A Denver, Colorado native, Menelek Lumumba is a new filmmaker on the rise. Menelek studied English and Film Studies at Colorado College. He went on to study Cinema for just one year at Howard University. Here, he met Hans Charles, most famous for his award-winning cinematography in the Oscar-nominated documentary, 13th. Menelek and Hans would later work with each other on various projects. Menelek is passionate about his craft. His first feature length film, 1 Angry Black Man has received praise wherever it is shown. It has won best narrative feature at the Baltimore International Black Film Festival, the Gary National Black Film Festival and honorable mention for Best Narrative Feature at the Urban World Film Festival—largest multicultural film festival in the nation.

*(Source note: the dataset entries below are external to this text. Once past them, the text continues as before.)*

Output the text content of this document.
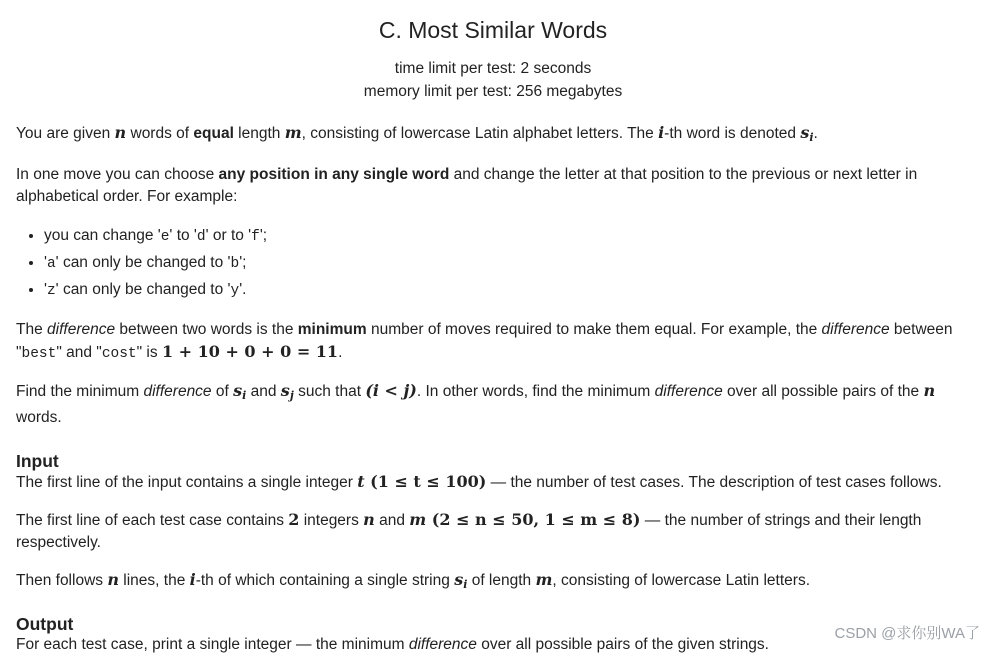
C. Most Similar Words
time limit per test: 2 seconds
memory limit per test: 256 megabytes

You are given n words of equal length m, consisting of lowercase Latin alphabet letters. The i-th word is denoted $s_i$.

In one move you can choose any position in any single word and change the letter at that position to the previous or next letter in alphabetical order. For example:

• you can change 'e' to 'd' or to 'f';
• 'a' can only be changed to 'b';
• 'z' can only be changed to 'y'.

The difference between two words is the minimum number of moves required to make them equal. For example, the difference between "best" and "cost" is 1 + 10 + 0 + 0 = 11.

Find the minimum difference of $s_i$ and $s_j$ such that (i < j). In other words, find the minimum difference over all possible pairs of the n words.

Input

The first line of the input contains a single integer t (1 ≤ t ≤ 100) — the number of test cases. The description of test cases follows.

The first line of each test case contains 2 integers n and m (2 ≤ n ≤ 50, 1 ≤ m ≤ 8) — the number of strings and their length respectively.

Then follows n lines, the i-th of which containing a single string $s_i$ of length m, consisting of lowercase Latin letters.

Output

For each test case, print a single integer — the minimum difference over all possible pairs of the given strings.

CSDN @求你别WA了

1 Angry Black Man is a relevant and thought-provoking film that illustrates current conditions on college campuses and the often uncomfortable but necessary discourse that can happen in a classroom. The film portrays a tangible finesse with nuance and emotional depth of a seasoned director. Menelek set out to capture the feeling of today’s youth after originally writing a treatment centered around a class of high school seniors. The majority of the film takes place in a single classroom, adding to the tension of the subject matter.

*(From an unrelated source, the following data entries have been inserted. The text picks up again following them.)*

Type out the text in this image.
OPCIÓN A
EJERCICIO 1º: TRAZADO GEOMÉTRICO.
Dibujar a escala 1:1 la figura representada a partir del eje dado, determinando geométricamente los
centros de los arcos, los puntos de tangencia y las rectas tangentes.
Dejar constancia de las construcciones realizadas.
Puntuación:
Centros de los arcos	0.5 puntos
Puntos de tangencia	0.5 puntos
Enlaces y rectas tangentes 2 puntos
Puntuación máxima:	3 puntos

There are many great director-cinematographer duos in mainstream and indie cinema. The spark created by duos like Steven Spielberg and Janusz Kamiński, Steve McQueen and Sean Bobbitt, Paul Anderson and Robert Elswit, among others, give audiences distinct visual styles that perfectly fall in line with the themes of their stories. Menelek has this spark with Hans Charles. Because of their dynamic relationship, Menelek and Hans were able to create the feel of what it means to be a young black man in America during a time of crisis. 1 Angry Black Man powerfully conveys the isolation one feels when you realize the people you thought of as allies in your fight for freedom don’t really understand your struggle.